Constructed privately extractable watermarking PRF from quantum LWE

Developed publicly extractable watermarking PRF using IO and quantum LWE

Introduced quantum extraction technique for information retrieval from quantum states

Abstract

We initiate the study of software watermarking against quantum adversaries. A quantum adversary generates a quantum state as a pirate software that potentially removes an embedded message from a classical marked software. Extracting an embedded message from quantum pirate software is difficult since measurement could irreversibly alter the quantum state. In this work, we define secure watermarking PRFs for quantum adversaries (unremovability against quantum adversaries). We also present two watermarking PRFs as follows. - We construct a privately extractable watermarking PRF against quantum adversaries from the quantum hardness of the learning with errors (LWE) problem. The marking and extraction algorithms use a public parameter and a private extraction key, respectively.

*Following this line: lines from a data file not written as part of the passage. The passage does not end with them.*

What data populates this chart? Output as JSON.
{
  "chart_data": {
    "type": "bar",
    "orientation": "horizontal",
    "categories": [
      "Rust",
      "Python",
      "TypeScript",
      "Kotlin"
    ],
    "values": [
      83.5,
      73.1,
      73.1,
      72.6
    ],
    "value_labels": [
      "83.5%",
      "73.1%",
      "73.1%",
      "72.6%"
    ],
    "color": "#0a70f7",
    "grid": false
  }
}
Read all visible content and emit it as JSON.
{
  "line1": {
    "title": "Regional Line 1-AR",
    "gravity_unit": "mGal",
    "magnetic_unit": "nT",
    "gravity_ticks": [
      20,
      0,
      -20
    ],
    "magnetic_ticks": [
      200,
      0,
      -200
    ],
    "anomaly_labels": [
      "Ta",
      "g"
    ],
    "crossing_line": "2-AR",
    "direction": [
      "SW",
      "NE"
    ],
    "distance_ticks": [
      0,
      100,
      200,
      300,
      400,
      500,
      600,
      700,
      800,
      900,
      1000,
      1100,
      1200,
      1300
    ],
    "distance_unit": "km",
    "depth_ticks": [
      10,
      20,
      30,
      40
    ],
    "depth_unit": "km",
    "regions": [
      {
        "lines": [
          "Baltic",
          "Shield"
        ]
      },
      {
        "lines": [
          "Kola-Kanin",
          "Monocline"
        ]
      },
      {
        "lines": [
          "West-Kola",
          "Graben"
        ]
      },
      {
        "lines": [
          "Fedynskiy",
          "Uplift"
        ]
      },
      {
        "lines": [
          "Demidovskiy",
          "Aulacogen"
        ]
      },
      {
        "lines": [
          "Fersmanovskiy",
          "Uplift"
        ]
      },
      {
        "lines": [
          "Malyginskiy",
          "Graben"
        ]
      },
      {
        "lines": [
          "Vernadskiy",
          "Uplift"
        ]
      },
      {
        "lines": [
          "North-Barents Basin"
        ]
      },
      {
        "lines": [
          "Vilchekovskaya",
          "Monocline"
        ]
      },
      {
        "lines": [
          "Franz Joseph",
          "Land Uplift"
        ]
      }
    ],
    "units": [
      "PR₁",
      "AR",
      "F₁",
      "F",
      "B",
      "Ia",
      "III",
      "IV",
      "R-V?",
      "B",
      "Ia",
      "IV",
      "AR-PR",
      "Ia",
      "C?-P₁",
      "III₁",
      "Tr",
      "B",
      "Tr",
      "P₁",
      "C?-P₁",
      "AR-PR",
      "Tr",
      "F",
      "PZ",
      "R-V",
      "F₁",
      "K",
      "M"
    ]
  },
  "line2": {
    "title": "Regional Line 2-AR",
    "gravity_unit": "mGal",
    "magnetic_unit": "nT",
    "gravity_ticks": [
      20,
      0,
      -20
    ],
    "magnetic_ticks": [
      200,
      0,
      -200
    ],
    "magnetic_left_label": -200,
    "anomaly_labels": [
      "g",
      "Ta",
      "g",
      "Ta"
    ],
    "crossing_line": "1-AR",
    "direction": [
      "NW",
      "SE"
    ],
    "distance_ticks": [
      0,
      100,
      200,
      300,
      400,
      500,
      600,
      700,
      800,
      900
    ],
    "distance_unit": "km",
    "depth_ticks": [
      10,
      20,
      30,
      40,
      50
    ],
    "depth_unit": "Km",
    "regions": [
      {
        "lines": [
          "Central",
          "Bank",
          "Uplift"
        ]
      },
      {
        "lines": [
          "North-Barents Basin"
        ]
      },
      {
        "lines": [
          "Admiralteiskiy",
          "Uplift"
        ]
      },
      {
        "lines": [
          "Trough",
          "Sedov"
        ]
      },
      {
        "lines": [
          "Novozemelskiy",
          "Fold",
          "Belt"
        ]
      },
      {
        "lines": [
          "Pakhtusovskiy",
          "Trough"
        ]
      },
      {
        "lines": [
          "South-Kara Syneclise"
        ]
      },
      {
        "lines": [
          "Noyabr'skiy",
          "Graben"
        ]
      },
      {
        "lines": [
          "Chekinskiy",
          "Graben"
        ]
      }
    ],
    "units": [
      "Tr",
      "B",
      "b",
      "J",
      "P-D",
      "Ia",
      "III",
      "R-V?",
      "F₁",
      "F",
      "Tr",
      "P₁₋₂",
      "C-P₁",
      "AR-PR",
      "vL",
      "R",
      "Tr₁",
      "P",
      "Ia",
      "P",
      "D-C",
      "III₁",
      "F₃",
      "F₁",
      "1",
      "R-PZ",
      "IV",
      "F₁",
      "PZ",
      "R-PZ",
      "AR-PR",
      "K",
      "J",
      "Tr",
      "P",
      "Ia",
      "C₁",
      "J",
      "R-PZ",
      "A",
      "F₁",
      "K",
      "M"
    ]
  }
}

The watermarking PRF is unremovable even if adversaries have (the public parameter and) access to the extraction oracle, which returns a result of extraction for a queried quantum circuit. - We construct a publicly extractable watermarking PRF against quantum adversaries from indistinguishability obfuscation (IO) and the quantum hardness of the LWE problem. The marking and extraction algorithms use a public parameter and a public extraction key, respectively. The watermarking PRF is unremovable even if adversaries have the extraction key (and the public parameter). We develop a quantum extraction technique to extract information (a classical string) from a quantum state without destroying the state too much. We also introduce the notion of extraction-less watermarking PRFs as a crucial building block to achieve the results above by combining the tool with our quantum extraction technique.